When your girlfriend doesn’t enjoy horror movies it’s hard to find time to go check out the latest flicks, so I’m just now getting around to seeing “The Thing”. John Carpenter’s version (which is also a remake) is probably my favorite horror movie of all time so I was kind of excited, yet at the same time worried about this “remake/prequel”. And I can tell you right now that I was worried for good reason. This movie is terrible.

The idea behind the movie is that it would follow the Norwegian team that was discovered by Kurt Russell and the Americans in John Carpenter’s version of the film. So technically you could call it a prequel, but since there’s only so much you can do with a cell-copying alien and an antarctic research station, it generally feels like a remake. The basic plot is that a group of researchers discover an alien ship along with a frozen alien creature and when the alien is thawed out of it’s ice coffin it begins to kill and take the appearance of the crew members. My gripe with the flick is not about the plot as it’s the same idea as John Carpenter’s, but it’s rather in the way they tried to make it appeal more to today’s technology and audience.

CGI wasn’t really prevalent in movies back in 1982 when John Carpenter set out to make “The Thing” so he had to rely on practical effects to convince the audience that this creature was real and could actually be terrifying to the crew of the research center. And it worked… well. The movie still holds up today as I’ve watched it many times in recent years, but it wasn’t until I watched the 2011 version of the film did I realize just how well the effects hold up. I understand that with the advances in computers and technology that it allows filmmakers to do things that weren’t possibly 20 years ago, but just because you can doesn’t mean that you should. There were parts of this movie that were almost unwatchable due to the fact that the CGI took you so far out of reality that it ruined the movie. And on top of all of that stuff, I couldn’t figure out if the movie wanted to be a prequel or a remake.

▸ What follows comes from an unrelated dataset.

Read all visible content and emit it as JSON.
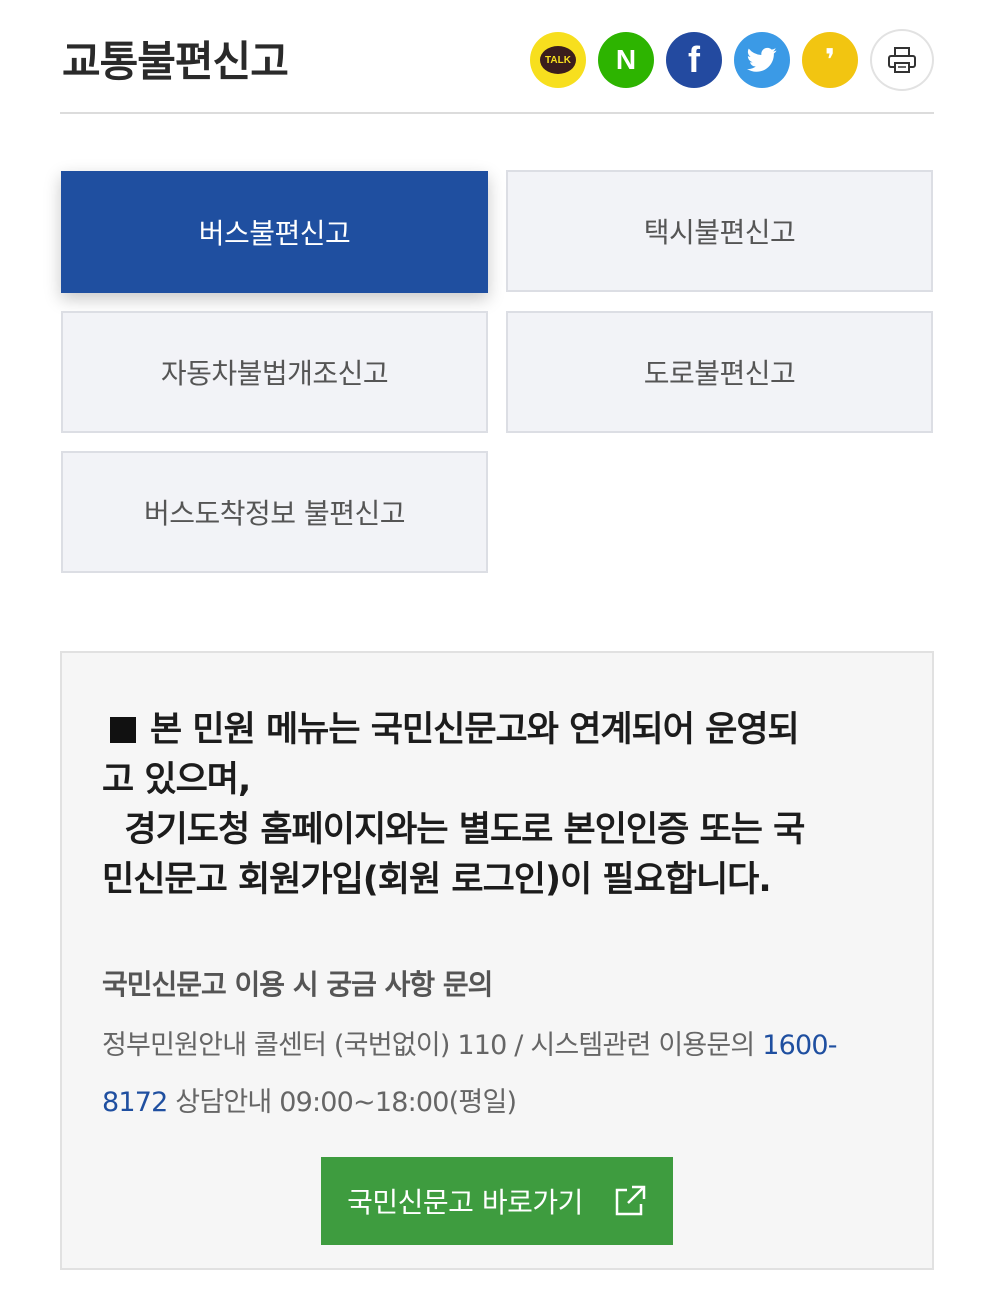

the thing 1982 practical effects spider head
This looks like something real that I can touch

It’s not a remake in the sense that it follows the same plot as the 1982 version because, as we know, this one follows the Norwegian crew instead of the Americans, but almost everything that happens in John Carpenters version happens in this one. There’s a dog creature, there’s a test needed in order to determine who’s no longer human, there’s flame throwers galore, it seems like the same movie only different, if that makes any sense at all. And like I said above, I know it’s hard to make things different considering both movies are still about a cell-copying alien and a research facility in Antarctica so there’s only so much you can do that would be different, but since that’s the case, just go with “remake”. Most kids these days, which is the target audience, don’t know that there’s an older, much better, version of this movie out there so it may not matter to them, but for those of us that still hold quality filmmaking close to our hearts, this basically felt like I was being raped, I really don’t know how else to describe it. And “The Thing” isn’t the first “remake/reimagining” to make me feel this way, but the fact that the 1982 version is one of my favorite horror movies of all time makes this one sting just a little bit more.

Maybe I’m just over reacting based on my strong feelings of CGI vs. practical effects, maybe I’m just bitter because another one of my beloved movies was raped by the modern Hollywood machine, but really I just feel bad for the young people out there who will possibly never experience a realistic looking movie like this, with creative camera angles/movements and incredible artists who create incredible, practical creatures. And don’t take that the wrong way, the artists today that create the effects on modern movies are ridiculously talented and deserve credit for their art, but I feel like movies are losing the magic they once held because of the way the process has evolved. Maybe I’m just an old curmudgeon, but I know I’m not alone.